20. I have noted from the evidence adduced by the respondent that she did not dwell on the authenticity of the signature of the deceased, although I do note that the issue of fraud or forgery was raised in the affidavit in reply. It was argued that the deceased had senile dementia and therefore he could not possibly have signed the alleged will, and that the signature on the alleged will, said to be that of the testator, must have been a forgery. I have seen on record a report of a handwriting expert on the alleged signature, however no evidence was led on this, and the said report was not produced as an exhibit in the proceedings to avail opportunity for cross-examination of the maker of the report.

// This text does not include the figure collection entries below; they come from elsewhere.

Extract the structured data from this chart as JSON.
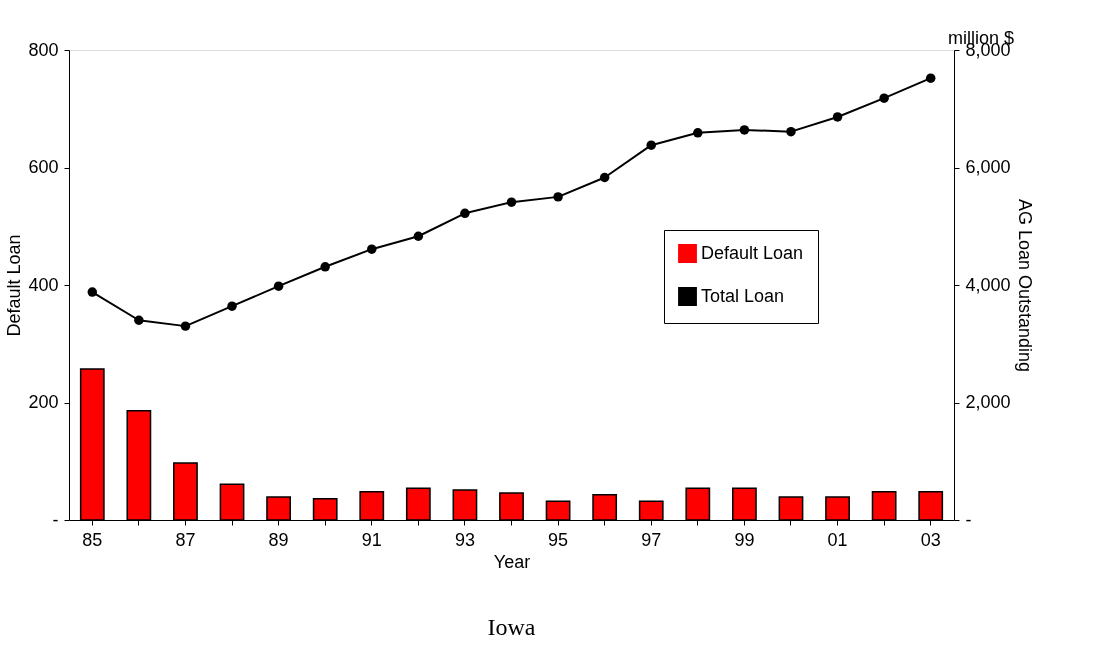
{
  "chart_data": {
    "type": "bar",
    "title": "Iowa",
    "xlabel": "Year",
    "ylabel": "Default Loan",
    "y2label": "AG Loan Outstanding",
    "categories": [
      "85",
      null,
      "87",
      null,
      "89",
      null,
      "91",
      null,
      "93",
      null,
      "95",
      null,
      "97",
      null,
      "99",
      null,
      "01",
      null,
      "03"
    ],
    "series": [
      {
        "name": "Default Loan",
        "color": "#ff0000",
        "values": [
          257,
          186,
          97,
          61,
          39,
          36,
          48,
          54,
          51,
          46,
          32,
          43,
          32,
          54,
          54,
          39,
          39,
          48,
          48
        ]
      },
      {
        "name": "Total Loan",
        "type": "line",
        "axis": "y2",
        "color": "#000000",
        "marker": "circle",
        "line_style": "solid",
        "values": [
          3880,
          3400,
          3300,
          3640,
          3980,
          4310,
          4610,
          4830,
          5220,
          5410,
          5500,
          5830,
          6380,
          6590,
          6640,
          6610,
          6860,
          7180,
          7520
        ]
      }
    ],
    "ylim": [
      0,
      800
    ],
    "yticks": [
      {
        "value": 0,
        "label": "-"
      },
      200,
      400,
      600,
      800
    ],
    "y2lim": [
      0,
      8000
    ],
    "y2ticks": [
      {
        "value": 0,
        "label": "-"
      },
      {
        "value": 2000,
        "label": "2,000"
      },
      {
        "value": 4000,
        "label": "4,000"
      },
      {
        "value": 6000,
        "label": "6,000"
      },
      {
        "value": 8000,
        "label": "8,000"
      }
    ],
    "annotations": [
      "million $"
    ],
    "legend": "right",
    "grid": false
  }
}
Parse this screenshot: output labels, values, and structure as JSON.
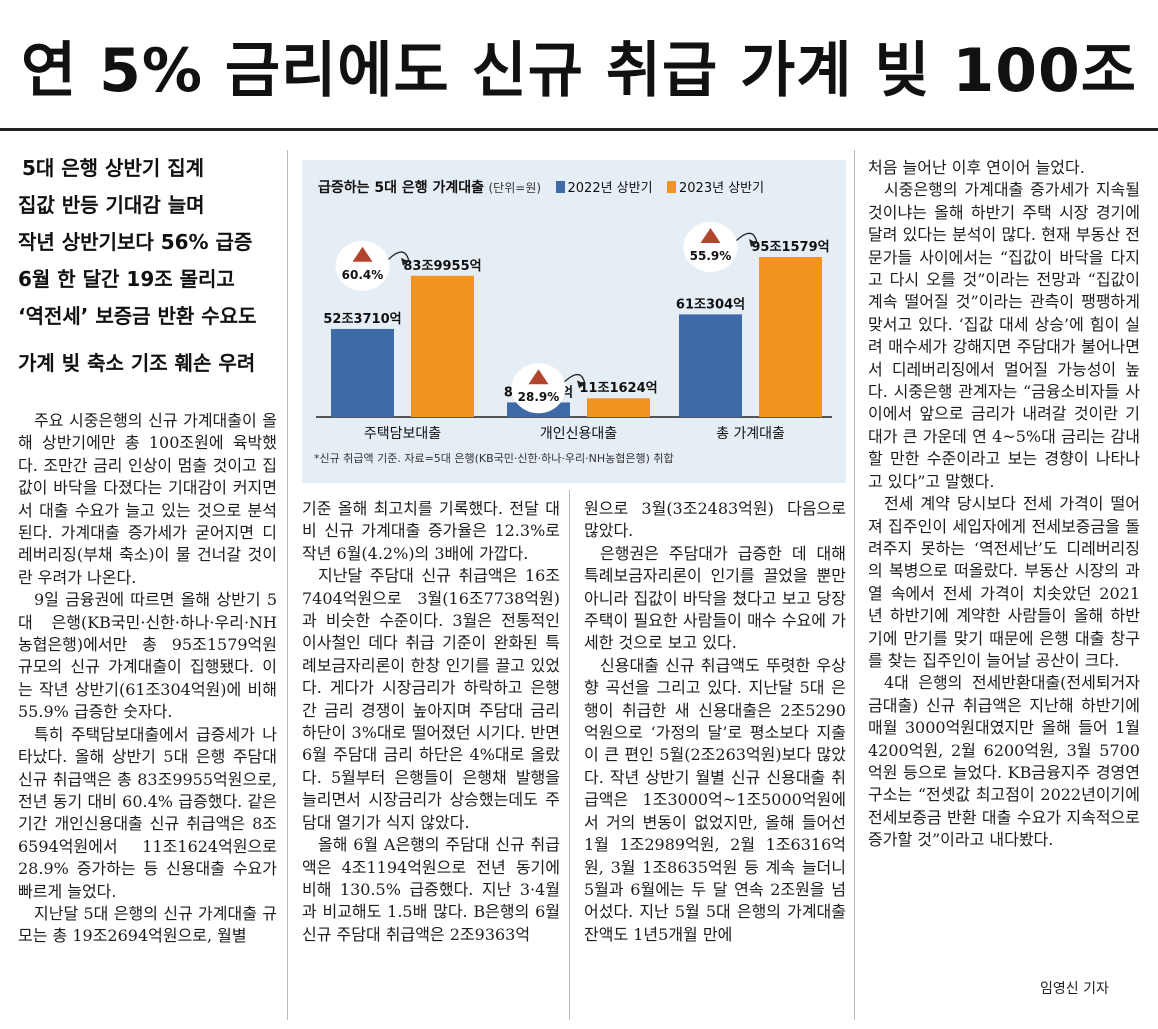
{
  "headline": "연 5% 금리에도 신규 취급 가계 빚 100조",
  "subheads": [
    "5대 은행 상반기 집계",
    "집값 반등 기대감 늘며",
    "작년 상반기보다 56% 급증",
    "6월 한 달간 19조 몰리고",
    "‘역전세’ 보증금 반환 수요도",
    "가계 빚 축소 기조 훼손 우려"
  ],
  "column1": [
    "주요 시중은행의 신규 가계대출이 올해 상반기에만 총 100조원에 육박했다. 조만간 금리 인상이 멈출 것이고 집값이 바닥을 다졌다는 기대감이 커지면서 대출 수요가 늘고 있는 것으로 분석된다. 가계대출 증가세가 굳어지면 디레버리징(부채 축소)이 물 건너갈 것이란 우려가 나온다.",
    "9일 금융권에 따르면 올해 상반기 5대 은행(KB국민·신한·하나·우리·NH농협은행)에서만 총 95조1579억원 규모의 신규 가계대출이 집행됐다. 이는 작년 상반기(61조304억원)에 비해 55.9% 급증한 숫자다.",
    "특히 주택담보대출에서 급증세가 나타났다. 올해 상반기 5대 은행 주담대 신규 취급액은 총 83조9955억원으로, 전년 동기 대비 60.4% 급증했다. 같은 기간 개인신용대출 신규 취급액은 8조6594억원에서 11조1624억원으로 28.9% 증가하는 등 신용대출 수요가 빠르게 늘었다.",
    "지난달 5대 은행의 신규 가계대출 규모는 총 19조2694억원으로, 월별"
  ],
  "column2": [
    "기준 올해 최고치를 기록했다. 전달 대비 신규 가계대출 증가율은 12.3%로 작년 6월(4.2%)의 3배에 가깝다.",
    "지난달 주담대 신규 취급액은 16조7404억원으로 3월(16조7738억원)과 비슷한 수준이다. 3월은 전통적인 이사철인 데다 취급 기준이 완화된 특례보금자리론이 한창 인기를 끌고 있었다. 게다가 시장금리가 하락하고 은행 간 금리 경쟁이 높아지며 주담대 금리 하단이 3%대로 떨어졌던 시기다. 반면 6월 주담대 금리 하단은 4%대로 올랐다. 5월부터 은행들이 은행채 발행을 늘리면서 시장금리가 상승했는데도 주담대 열기가 식지 않았다.",
    "올해 6월 A은행의 주담대 신규 취급액은 4조1194억원으로 전년 동기에 비해 130.5% 급증했다. 지난 3·4월과 비교해도 1.5배 많다. B은행의 6월 신규 주담대 취급액은 2조9363억"
  ],
  "column3": [
    "원으로 3월(3조2483억원) 다음으로 많았다.",
    "은행권은 주담대가 급증한 데 대해 특례보금자리론이 인기를 끌었을 뿐만 아니라 집값이 바닥을 쳤다고 보고 당장 주택이 필요한 사람들이 매수 수요에 가세한 것으로 보고 있다.",
    "신용대출 신규 취급액도 뚜렷한 우상향 곡선을 그리고 있다. 지난달 5대 은행이 취급한 새 신용대출은 2조5290억원으로 ‘가정의 달’로 평소보다 지출이 큰 편인 5월(2조263억원)보다 많았다. 작년 상반기 월별 신규 신용대출 취급액은 1조3000억~1조5000억원에서 거의 변동이 없었지만, 올해 들어선 1월 1조2989억원, 2월 1조6316억원, 3월 1조8635억원 등 계속 늘더니 5월과 6월에는 두 달 연속 2조원을 넘어섰다. 지난 5월 5대 은행의 가계대출 잔액도 1년5개월 만에"
  ],
  "column4": [
    "처음 늘어난 이후 연이어 늘었다.",
    "시중은행의 가계대출 증가세가 지속될 것이냐는 올해 하반기 주택 시장 경기에 달려 있다는 분석이 많다. 현재 부동산 전문가들 사이에서는 “집값이 바닥을 다지고 다시 오를 것”이라는 전망과 “집값이 계속 떨어질 것”이라는 관측이 팽팽하게 맞서고 있다. ‘집값 대세 상승’에 힘이 실려 매수세가 강해지면 주담대가 불어나면서 디레버리징에서 멀어질 가능성이 높다. 시중은행 관계자는 “금융소비자들 사이에서 앞으로 금리가 내려갈 것이란 기대가 큰 가운데 연 4~5%대 금리는 감내할 만한 수준이라고 보는 경향이 나타나고 있다”고 말했다.",
    "전세 계약 당시보다 전세 가격이 떨어져 집주인이 세입자에게 전세보증금을 돌려주지 못하는 ‘역전세난’도 디레버리징의 복병으로 떠올랐다. 부동산 시장의 과열 속에서 전세 가격이 치솟았던 2021년 하반기에 계약한 사람들이 올해 하반기에 만기를 맞기 때문에 은행 대출 창구를 찾는 집주인이 늘어날 공산이 크다.",
    "4대 은행의 전세반환대출(전세퇴거자금대출) 신규 취급액은 지난해 하반기에 매월 3000억원대였지만 올해 들어 1월 4200억원, 2월 6200억원, 3월 5700억원 등으로 늘었다. KB금융지주 경영연구소는 “전셋값 최고점이 2022년이기에 전세보증금 반환 대출 수요가 지속적으로 증가할 것”이라고 내다봤다."
  ],
  "byline": "임영신 기자",
  "chart_data": {
    "type": "bar",
    "title": "급증하는 5대 은행 가계대출",
    "unit": "(단위=원)",
    "categories": [
      "주택담보대출",
      "개인신용대출",
      "총 가계대출"
    ],
    "series": [
      {
        "name": "2022년 상반기",
        "values": [
          52.371,
          8.6594,
          61.0304
        ],
        "labels": [
          "52조3710억",
          "8조6594억",
          "61조304억"
        ]
      },
      {
        "name": "2023년 상반기",
        "values": [
          83.9955,
          11.1624,
          95.1579
        ],
        "labels": [
          "83조9955억",
          "11조1624억",
          "95조1579억"
        ]
      }
    ],
    "growth_labels": [
      "60.4%",
      "28.9%",
      "55.9%"
    ],
    "ylim": [
      0,
      100
    ],
    "note": "*신규 취급액 기준. 자료=5대 은행(KB국민·신한·하나·우리·NH농협은행) 취합",
    "colors": {
      "2022": "#3f6aa8",
      "2023": "#f29322",
      "box": "#e6eef5",
      "arrow": "#b0442c"
    }
  }
}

21. In view of what I have stated above, it is my conclusion that the deceased did leave a valid will executed on 11th January 2008.  I am moved in the circumstances to make the following orders:-

(a) That I do hereby allow the application dated 13th January 2009, and revoke the grant of letters of administration intestate made herein on 1st December 2008 to Joyce Mugure Kibera;

(b) That I hereby appoint Virginia Njeri Njoroge personal representative of the deceased and direct that a grant of probate of the written will of the deceased made on 11th January 2008 be issued accordingly to her and;

(c) That  there shall be no order as to costs.

DATED, SIGNED and DELIVERED at NAIROBI this 25TH DAY OF NOVEMBER, 2016.